The importance criterion evaluates how evidence-based and crucial a measure is for improving health care quality and outcomes, especially in key areas like safety, timeliness, effectiveness, efficiency, and patient-centeredness. Information from testing often provides additional empirical evidence to support prior judgments of a measure’s importance. In particular, beta testing results may reveal that a measure assesses an area with substantial opportunities for improvement. Testing can also uncover that the measure addresses a high-impact or meaningful aspect of health care.
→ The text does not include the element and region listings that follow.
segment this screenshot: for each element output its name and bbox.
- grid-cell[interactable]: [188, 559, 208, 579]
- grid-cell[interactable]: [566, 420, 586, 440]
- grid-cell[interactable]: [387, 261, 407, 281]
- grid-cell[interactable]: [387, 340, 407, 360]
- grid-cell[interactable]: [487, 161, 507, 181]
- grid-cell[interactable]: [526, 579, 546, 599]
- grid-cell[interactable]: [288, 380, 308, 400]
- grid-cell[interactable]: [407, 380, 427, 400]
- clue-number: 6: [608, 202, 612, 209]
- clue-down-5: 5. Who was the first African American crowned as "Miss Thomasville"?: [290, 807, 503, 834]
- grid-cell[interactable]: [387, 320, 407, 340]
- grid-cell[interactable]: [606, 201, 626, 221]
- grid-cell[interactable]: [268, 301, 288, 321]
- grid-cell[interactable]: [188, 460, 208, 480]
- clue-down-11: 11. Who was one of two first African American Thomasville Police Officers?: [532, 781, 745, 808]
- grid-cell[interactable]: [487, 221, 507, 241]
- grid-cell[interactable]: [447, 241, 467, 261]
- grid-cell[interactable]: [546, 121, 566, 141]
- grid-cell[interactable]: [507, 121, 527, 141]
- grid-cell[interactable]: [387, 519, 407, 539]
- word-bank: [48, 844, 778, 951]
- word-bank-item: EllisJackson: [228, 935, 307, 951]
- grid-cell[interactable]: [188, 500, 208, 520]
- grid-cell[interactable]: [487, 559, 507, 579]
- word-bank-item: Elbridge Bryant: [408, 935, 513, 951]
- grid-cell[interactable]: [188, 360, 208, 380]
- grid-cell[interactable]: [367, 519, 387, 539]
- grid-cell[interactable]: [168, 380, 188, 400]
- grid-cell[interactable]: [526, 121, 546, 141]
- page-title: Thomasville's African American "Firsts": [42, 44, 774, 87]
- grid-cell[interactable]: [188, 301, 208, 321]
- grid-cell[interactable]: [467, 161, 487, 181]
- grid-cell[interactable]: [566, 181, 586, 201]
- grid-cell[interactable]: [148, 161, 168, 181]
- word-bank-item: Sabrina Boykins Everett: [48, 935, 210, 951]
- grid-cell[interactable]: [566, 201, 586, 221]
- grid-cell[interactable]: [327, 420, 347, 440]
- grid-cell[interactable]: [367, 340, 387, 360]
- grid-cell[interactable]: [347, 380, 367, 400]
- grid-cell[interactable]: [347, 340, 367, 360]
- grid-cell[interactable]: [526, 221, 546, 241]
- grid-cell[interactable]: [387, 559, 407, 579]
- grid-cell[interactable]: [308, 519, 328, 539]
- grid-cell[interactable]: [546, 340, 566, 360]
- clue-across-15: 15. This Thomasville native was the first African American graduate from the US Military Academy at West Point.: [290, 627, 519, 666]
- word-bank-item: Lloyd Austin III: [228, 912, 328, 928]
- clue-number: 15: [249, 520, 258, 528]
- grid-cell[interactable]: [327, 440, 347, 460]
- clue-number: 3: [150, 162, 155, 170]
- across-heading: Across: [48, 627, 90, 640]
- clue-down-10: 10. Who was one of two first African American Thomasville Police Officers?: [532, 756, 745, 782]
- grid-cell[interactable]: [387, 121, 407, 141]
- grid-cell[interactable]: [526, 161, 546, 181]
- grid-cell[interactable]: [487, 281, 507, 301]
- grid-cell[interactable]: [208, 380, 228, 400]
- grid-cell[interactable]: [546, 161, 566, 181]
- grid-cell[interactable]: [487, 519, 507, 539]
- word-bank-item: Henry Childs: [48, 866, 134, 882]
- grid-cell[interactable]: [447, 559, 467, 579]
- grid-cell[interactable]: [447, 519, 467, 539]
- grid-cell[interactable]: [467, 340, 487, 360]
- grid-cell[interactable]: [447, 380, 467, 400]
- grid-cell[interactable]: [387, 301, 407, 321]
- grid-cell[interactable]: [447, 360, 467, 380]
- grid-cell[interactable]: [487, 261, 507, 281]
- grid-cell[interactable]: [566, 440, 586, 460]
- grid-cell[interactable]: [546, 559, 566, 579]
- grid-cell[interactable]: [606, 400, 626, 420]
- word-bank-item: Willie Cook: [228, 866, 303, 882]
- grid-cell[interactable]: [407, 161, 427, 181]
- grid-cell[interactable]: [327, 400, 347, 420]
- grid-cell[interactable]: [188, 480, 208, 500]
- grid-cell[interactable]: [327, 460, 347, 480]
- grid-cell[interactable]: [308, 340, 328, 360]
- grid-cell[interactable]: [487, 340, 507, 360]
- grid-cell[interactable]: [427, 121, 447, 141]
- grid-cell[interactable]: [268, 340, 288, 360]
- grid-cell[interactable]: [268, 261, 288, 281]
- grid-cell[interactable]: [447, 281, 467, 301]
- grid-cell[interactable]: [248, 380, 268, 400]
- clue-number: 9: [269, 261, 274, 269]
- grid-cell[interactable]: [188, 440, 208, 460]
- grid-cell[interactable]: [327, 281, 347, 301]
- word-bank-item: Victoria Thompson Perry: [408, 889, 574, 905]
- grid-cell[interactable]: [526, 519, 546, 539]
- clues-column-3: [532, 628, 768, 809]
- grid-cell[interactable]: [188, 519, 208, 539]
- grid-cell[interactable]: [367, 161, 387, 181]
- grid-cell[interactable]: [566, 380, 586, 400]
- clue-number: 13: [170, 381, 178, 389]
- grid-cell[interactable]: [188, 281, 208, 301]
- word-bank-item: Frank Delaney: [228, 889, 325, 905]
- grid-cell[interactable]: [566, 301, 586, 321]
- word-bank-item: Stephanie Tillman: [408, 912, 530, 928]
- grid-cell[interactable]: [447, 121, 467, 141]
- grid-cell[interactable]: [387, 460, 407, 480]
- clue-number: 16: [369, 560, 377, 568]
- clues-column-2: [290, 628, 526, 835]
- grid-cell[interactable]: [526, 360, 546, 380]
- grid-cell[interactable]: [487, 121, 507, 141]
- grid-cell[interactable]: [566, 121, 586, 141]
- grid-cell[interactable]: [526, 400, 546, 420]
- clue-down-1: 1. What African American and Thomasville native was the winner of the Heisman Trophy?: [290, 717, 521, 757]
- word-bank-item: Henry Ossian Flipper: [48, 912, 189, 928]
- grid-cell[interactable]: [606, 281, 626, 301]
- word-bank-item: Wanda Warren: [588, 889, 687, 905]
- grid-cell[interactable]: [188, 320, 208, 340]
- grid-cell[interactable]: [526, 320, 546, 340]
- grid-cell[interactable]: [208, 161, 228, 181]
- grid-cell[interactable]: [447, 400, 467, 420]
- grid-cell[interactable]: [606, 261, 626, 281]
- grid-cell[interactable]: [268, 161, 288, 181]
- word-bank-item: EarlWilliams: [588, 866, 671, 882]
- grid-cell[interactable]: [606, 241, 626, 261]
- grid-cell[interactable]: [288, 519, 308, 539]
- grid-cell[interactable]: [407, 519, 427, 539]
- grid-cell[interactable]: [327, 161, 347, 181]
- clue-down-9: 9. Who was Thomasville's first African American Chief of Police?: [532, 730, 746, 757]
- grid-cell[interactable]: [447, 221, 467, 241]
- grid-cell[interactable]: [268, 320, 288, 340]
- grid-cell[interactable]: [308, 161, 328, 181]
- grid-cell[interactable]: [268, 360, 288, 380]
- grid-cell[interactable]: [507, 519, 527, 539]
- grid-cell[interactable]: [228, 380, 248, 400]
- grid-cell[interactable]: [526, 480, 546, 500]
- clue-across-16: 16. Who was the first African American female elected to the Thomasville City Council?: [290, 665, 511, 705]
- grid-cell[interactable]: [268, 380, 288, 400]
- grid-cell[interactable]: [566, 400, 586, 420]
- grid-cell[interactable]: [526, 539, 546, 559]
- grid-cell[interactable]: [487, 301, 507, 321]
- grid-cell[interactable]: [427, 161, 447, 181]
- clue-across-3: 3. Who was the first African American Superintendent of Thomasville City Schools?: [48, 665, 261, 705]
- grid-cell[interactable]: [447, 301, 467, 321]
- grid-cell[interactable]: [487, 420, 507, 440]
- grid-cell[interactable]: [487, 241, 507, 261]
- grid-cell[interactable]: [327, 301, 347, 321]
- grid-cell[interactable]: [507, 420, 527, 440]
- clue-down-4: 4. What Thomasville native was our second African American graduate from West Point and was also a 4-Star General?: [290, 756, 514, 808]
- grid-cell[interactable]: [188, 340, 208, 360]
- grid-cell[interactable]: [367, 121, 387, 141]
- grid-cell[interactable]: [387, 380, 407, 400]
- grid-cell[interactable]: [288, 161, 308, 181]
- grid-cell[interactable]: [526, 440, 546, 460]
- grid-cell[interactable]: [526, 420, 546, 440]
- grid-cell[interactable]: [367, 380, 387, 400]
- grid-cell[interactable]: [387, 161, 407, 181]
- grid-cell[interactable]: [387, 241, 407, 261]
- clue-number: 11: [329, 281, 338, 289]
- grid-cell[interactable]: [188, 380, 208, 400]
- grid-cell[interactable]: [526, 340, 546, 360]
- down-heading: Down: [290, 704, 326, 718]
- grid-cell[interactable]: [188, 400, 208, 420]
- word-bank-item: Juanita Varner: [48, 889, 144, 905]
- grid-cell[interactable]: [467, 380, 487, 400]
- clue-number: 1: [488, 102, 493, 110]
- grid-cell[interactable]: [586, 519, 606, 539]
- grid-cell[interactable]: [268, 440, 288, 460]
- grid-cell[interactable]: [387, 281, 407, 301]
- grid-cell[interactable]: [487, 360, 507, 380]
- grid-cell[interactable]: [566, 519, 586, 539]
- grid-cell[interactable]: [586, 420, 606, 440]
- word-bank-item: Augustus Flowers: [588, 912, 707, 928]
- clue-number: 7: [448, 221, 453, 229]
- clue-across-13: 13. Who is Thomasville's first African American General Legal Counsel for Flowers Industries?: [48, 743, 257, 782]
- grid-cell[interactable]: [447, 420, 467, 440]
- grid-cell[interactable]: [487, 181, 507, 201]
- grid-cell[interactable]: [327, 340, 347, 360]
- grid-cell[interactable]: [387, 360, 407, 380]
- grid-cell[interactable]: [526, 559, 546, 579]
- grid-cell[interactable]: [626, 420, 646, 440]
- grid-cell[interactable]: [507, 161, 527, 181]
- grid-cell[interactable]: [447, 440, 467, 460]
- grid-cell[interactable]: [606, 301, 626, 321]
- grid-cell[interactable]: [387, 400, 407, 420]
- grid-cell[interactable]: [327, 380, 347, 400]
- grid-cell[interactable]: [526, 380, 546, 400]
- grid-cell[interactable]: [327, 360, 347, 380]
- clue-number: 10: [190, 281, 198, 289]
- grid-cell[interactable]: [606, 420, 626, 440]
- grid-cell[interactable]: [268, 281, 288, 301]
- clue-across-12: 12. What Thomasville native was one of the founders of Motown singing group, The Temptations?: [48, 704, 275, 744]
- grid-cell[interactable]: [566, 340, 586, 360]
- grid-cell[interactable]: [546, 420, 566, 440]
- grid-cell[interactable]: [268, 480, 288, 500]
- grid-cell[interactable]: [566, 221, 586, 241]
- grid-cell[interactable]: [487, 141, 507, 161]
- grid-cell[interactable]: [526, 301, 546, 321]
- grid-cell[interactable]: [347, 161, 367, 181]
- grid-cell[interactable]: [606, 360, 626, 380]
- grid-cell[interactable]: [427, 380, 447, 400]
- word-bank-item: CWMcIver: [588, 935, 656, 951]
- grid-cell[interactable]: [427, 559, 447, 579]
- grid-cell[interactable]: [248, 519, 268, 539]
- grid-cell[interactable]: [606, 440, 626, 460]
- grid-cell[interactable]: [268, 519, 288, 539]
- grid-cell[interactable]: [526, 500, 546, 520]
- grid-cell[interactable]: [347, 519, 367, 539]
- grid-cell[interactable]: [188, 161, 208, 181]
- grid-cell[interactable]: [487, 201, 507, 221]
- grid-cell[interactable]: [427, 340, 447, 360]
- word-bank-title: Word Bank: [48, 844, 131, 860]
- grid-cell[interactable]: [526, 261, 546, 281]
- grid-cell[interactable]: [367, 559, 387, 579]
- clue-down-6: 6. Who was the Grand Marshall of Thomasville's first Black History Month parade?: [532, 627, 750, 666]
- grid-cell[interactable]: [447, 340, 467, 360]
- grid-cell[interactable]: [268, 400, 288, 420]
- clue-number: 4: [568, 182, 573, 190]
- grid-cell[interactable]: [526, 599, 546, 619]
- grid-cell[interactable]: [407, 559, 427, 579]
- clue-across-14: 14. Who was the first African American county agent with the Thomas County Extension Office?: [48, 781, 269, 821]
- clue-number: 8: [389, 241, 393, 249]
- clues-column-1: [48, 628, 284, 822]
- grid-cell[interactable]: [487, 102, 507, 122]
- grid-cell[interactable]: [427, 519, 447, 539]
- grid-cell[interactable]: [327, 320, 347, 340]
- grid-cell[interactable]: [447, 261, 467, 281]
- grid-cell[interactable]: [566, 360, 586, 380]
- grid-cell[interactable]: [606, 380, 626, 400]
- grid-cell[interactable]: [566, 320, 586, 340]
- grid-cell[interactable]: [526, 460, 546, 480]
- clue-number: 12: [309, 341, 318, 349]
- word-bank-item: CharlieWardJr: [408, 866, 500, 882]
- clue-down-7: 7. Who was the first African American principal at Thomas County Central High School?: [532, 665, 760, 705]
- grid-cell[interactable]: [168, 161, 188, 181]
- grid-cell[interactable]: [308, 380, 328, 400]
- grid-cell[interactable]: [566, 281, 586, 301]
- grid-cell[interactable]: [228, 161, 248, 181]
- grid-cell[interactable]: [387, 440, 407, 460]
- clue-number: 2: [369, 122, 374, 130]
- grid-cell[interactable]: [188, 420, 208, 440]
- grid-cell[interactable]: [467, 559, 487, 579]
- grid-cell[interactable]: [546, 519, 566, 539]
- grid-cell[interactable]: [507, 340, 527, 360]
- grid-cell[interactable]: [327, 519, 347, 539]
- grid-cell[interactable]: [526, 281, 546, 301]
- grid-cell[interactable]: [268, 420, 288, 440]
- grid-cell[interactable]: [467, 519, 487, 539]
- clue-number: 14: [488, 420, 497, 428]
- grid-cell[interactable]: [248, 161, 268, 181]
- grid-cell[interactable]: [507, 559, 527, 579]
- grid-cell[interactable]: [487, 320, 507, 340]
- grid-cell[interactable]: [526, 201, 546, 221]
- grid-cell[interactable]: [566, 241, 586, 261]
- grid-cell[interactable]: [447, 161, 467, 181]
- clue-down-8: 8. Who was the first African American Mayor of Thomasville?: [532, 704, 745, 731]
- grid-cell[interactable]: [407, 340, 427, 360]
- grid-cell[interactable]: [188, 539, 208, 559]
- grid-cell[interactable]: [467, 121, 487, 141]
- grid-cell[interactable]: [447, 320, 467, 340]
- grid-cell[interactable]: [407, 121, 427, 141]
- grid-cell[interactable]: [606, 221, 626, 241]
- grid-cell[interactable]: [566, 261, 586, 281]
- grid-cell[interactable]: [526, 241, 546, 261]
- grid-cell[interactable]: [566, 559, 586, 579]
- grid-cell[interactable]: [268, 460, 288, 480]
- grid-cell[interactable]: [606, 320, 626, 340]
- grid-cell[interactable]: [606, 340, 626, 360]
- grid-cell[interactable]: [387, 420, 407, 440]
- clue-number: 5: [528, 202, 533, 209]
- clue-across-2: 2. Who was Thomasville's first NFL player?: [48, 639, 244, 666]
Examples of Empirical Evidence
Examples of empirical evidence for importance or improvement opportunities derived from testing data include
- Quantifying the frequency or cost of measured events to demonstrate no measurement of rare or low-cost events
- Identifying substantial variation among comparison groups (e.g., urban versus rural) or suboptimal performance for a large portion of the groups
- Demonstrating that methods for scoring and analysis of the measure allow for identification of statistically significant and practically/clinically meaningful differences in performance
- Showing gaps of care
- Identifying evidence that a measure is associated with consistent delivery of effective processes or access that leads to improved outcomes
Examples of Reported Data
Reported data to support the importance of a measure may include
- Descriptive statistics (e.g., means, medians, standard deviations, confidence intervals for proportions, percentiles) to demonstrate the existence of gaps
- Analyses to quantify the association (correlation) between the measure focus and comparison groups such as rural versus urban or the measure focus and a material outcome
Please note that the CMS consensus-based entity (CBE) requires a performance score decile table (sorted by entity performance score) be reported, when possible.